Era una belleza enfáticamente inefable. Era la voluptuosidad a través de la carencia de la misma, la presencia de la ausencia, la nada que existe porque la no-existencia es una existencia en sí misma. De esa forma, aparecieron ante mí los vagos restos de lo que un día fuiste; de esa forma, me mentiste como a ti te mentías y tus senos fueron los núbiles pechos de una virgen adolescente, tu cintura se estrechó como el cuello de una vasija y tu desplomado nalgatorio se irguió firme como el de una joven caribeña. Sí, fue de esa forma que nos mentimos y, viviendo ambos una mentira, forjamos una verdad.
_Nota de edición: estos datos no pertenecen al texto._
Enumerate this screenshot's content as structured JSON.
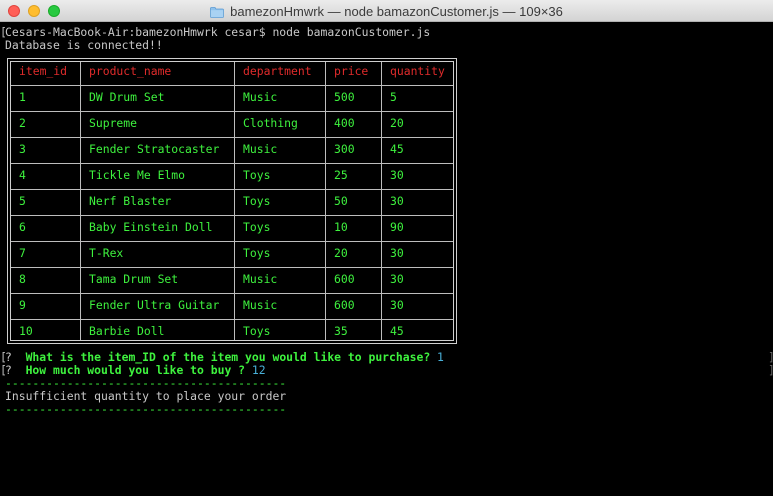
{
  "window": {
    "title": "bamezonHmwrk — node bamazonCustomer.js — 109×36"
  },
  "terminal": {
    "prompt_line": "Cesars-MacBook-Air:bamezonHmwrk cesar$ node bamazonCustomer.js",
    "connected_line": "Database is connected!!",
    "q1_marker": "?",
    "q1_text": "What is the item_ID of the item you would like to purchase?",
    "q1_answer": "1",
    "q2_marker": "?",
    "q2_text": "How much would you like to buy ?",
    "q2_answer": "12",
    "divider": "-----------------------------------------",
    "message": "Insufficient quantity to place your order"
  },
  "table": {
    "headers": [
      "item_id",
      "product_name",
      "department",
      "price",
      "quantity"
    ],
    "rows": [
      [
        "1",
        "DW Drum Set",
        "Music",
        "500",
        "5"
      ],
      [
        "2",
        "Supreme",
        "Clothing",
        "400",
        "20"
      ],
      [
        "3",
        "Fender Stratocaster",
        "Music",
        "300",
        "45"
      ],
      [
        "4",
        "Tickle Me Elmo",
        "Toys",
        "25",
        "30"
      ],
      [
        "5",
        "Nerf Blaster",
        "Toys",
        "50",
        "30"
      ],
      [
        "6",
        "Baby Einstein Doll",
        "Toys",
        "10",
        "90"
      ],
      [
        "7",
        "T-Rex",
        "Toys",
        "20",
        "30"
      ],
      [
        "8",
        "Tama Drum Set",
        "Music",
        "600",
        "30"
      ],
      [
        "9",
        "Fender Ultra Guitar",
        "Music",
        "600",
        "30"
      ],
      [
        "10",
        "Barbie Doll",
        "Toys",
        "35",
        "45"
      ]
    ]
  },
  "colors": {
    "terminal_bg": "#000000",
    "text_green": "#3ef23e",
    "header_red": "#e02b2b",
    "answer_blue": "#49b0d8",
    "border_gray": "#cfcfcf"
  },
  "icons": {
    "title_folder": "folder-icon"
  }
}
En esa verdad, adorné tu cuerpo con arabescos de caricias; me sacié con tus pies como esclavo envenenado por el arrobo hasta el deliquio por su ama; tus pezones, a forma de quebrados alfileres, vagaron por mi boca deleitosa; me sumergí en tu sexo antes de poblarlo, arrancándote vagidos orgásmicos mientras destilaba tu rosada perla del placer; y por fin, cuando me hice sitio en tu interior, me clavaste tu esquelética pelvis sin que me importase, pues tu frenética danza complacía a unos dioses que me daban sus favores. Terminó todo entre fogosos gañidos entremezclados con suspiros.
Me separé de ti anónimo, pero no dejé que tú lo fueses. “Saivla” me dijiste mientras volvías a cubrirte. Yo te dije el mío pero sé que no escuchaste, que fue tan sólo un murmullo más de aquellos que, entre promesas, partió miserablemente con el viento, dejando su semilla para no volver más.